Sukses

Beritahu Anak-anak Sinterklas Tidak Nyata, Seorang Pastor Dipaksa Minta Maaf

Sinterklas terinspirasi dari Santo Nicholas, seorang uskup yang dikenal dengan kebaikannya terhadap anak-anak dan orang miskin pada abad ke-4.

Liputan6.com, Jakarta Sosok Santa Claus atau Sinterklas telah lama menjadi ikon yang tak terpisahkan dari perayaan Natal. Dengan janggut putih, pakaian merah yang khas, dan kereta yang penuh hadiah, Sinterklas menjadi simbol kebahagiaan yang dinanti-nanti oleh anak-anak di seluruh dunia. 

Sinterklas terinspirasi dari Santo Nicholas, seorang uskup yang dikenal dengan kebaikannya terhadap anak-anak dan orang miskin pada abad ke-4. Kisah Santo Nicholas kemudian berkembang dari Eropa Utara hingga Amerika menjadi Sinterklas yang kita kenal sekarang. Seiring berjalannya waktu, cerita tentang Sinterklas mengalami berbagai perubahan, menjadikannya bagian penting dari tradisi Natal di berbagai belahan dunia.

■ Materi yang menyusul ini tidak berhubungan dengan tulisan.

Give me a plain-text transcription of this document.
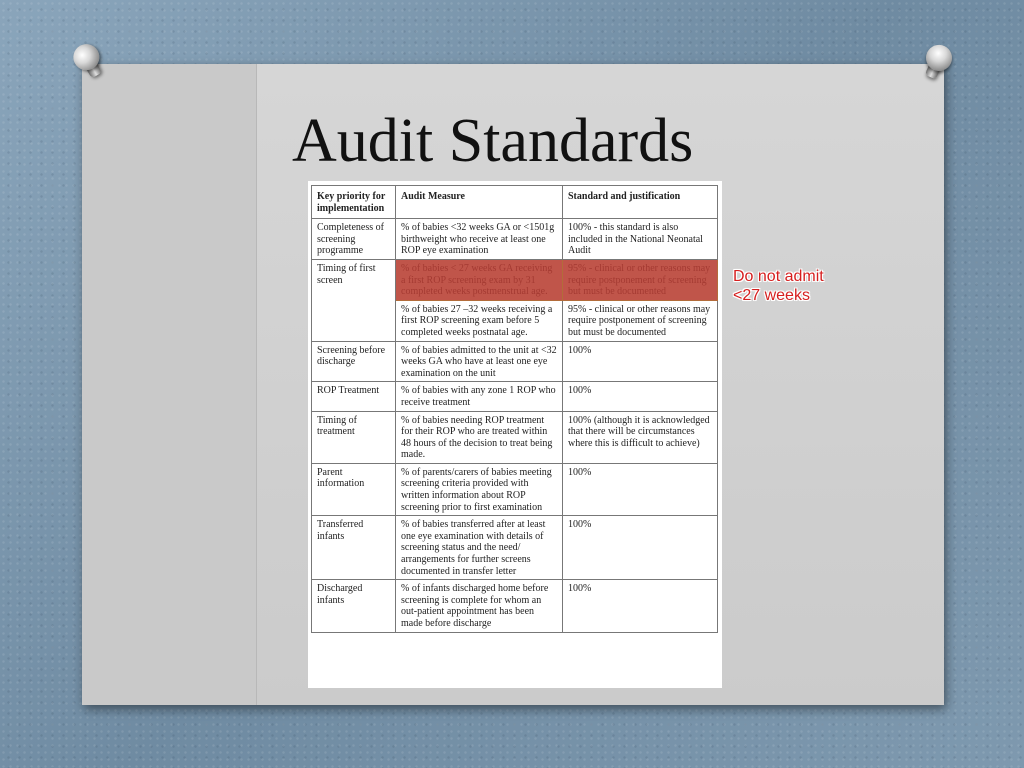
Audit Standards
Key priority for implementation	Audit Measure	Standard and justification
Completeness of screening programme	% of babies <32 weeks GA or <1501g birthweight who receive at least one ROP eye examination	100% - this standard is also included in the National Neonatal Audit
Timing of first screen	% of babies < 27 weeks GA receiving a first ROP screening exam by 31 completed weeks postmenstrual age.	95% - clinical or other reasons may require postponement of screening but must be documented
	% of babies 27 –32 weeks receiving a first ROP screening exam before 5 completed weeks postnatal age.	95% - clinical or other reasons may require postponement of screening but must be documented
Screening before discharge	% of babies admitted to the unit at <32 weeks GA who have at least one eye examination on the unit	100%
ROP Treatment	% of babies with any zone 1 ROP who receive treatment	100%
Timing of treatment	% of babies needing ROP treatment for their ROP who are treated within 48 hours of the decision to treat being made.	100% (although it is acknowledged that there will be circumstances where this is difficult to achieve)
Parent information	% of parents/carers of babies meeting screening criteria provided with written information about ROP screening prior to first examination	100%
Transferred infants	% of babies transferred after at least one eye examination with details of screening status and the need/ arrangements for further screens documented in transfer letter	100%
Discharged infants	% of infants discharged home before screening is complete for whom an out-patient appointment has been made before discharge	100%
Do not admit
<27 weeks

Meski demikian, sosok Sinterklas yang kita kenal kini bukanlah bagian dari perayaan kerohanian Natal, dan jauh dari gambaran asli Santo Nicholas. Namun, baru-baru ini, seorang pastor asal Inggris justru menuai kecaman setelah ia mengungkapkan kenyataan tersebut kepada sekelompok anak-anak. Kejadian ini memunculkan kontroversi, mengingat banyaknya anak-anak yang merasa terganggu dengan pengungkapan itu. Berikut ini adalah kisah lengkapnya, yang dihimpun dari laman odditycentral.com oleh Liputan6.com, Kamis (26/12/2024).

2 dari 3 halaman

Dipaksa Minta Maaf

Rev Dr Paul Chamberlain, seorang pastor asal Inggris, baru-baru ini dipaksa meminta maaf setelah memberikan pengungkapan yang mengejutkan bagi sekelompok anak-anak kelas Enam. Dalam sebuah pertemuan yang seharusnya membahas kelahiran Yesus, Chamberlain malah memberitahukan para siswa bahwa Sinterklas tidak ada dan bahwa orang tua merekalah yang menaruh hadiah di bawah pohon Natal serta memakan kue yang ditinggalkan untuk Santa.

Peristiwa ini terjadi pekan lalu di Lee-on-the-Solent Junior School, Hampshire, Inggris. Chamberlain diundang untuk berbicara tentang kisah kelahiran Yesus di depan siswa kelas Enam yang berusia antara 10 hingga 11 tahun. Namun, tanpa diduga, pembicaraannya beralih ke topik eksistensi Sinterklas, sebuah topik yang ternyata belum siap diterima oleh banyak anak-anak tersebut.

Chamberlain dengan santai mengatakan, "Kalian semua sudah kelas Enam, sekarang mari kita jujur, Santa tidak nyata." Banyak anak yang terkejut dengan pengungkapan ini, bahkan beberapa di antaranya menangis. Setelah pelajaran, mereka menceritakan pengalaman ini kepada orangtua mereka sebagai sebuah kejadian yang mengecewakan.

3 dari 3 halaman

Tuai Kecaman

Tindakannya memicu kemarahan di kalangan orangtua, yang merasa bahwa pernyataan tersebut merusak semangat Natal anak-anak mereka. Beberapa orangtua menyebutkan apa yang dilakukan Chamberlain sebagai "salah" dan "menjijikkan", sementara yang lain berusaha "menambah banyak keajaiban" di musim liburan agar anak-anak mereka bisa melupakan pengalaman traumatis tersebut.

Pihak Gereja kemudian mengakui bahwa pengungkapan itu adalah kesalahan penilaian dan telah meminta maaf secara terbuka kepada sekolah, orangtua, dan anak-anak yang terlibat. Kepala sekolah juga mengirimkan surat kepada semua orangtua untuk menjelaskan kejadian tersebut.

Ironisnya, bagi seorang pria beragama, membahas eksistensi Sinterklas dengan anak-anak bisa dianggap sedikit bertentangan, mengingat ketidakpastian yang sama bisa ditemukan dalam keyakinan mereka terhadap hal-hal yang tidak terlihat.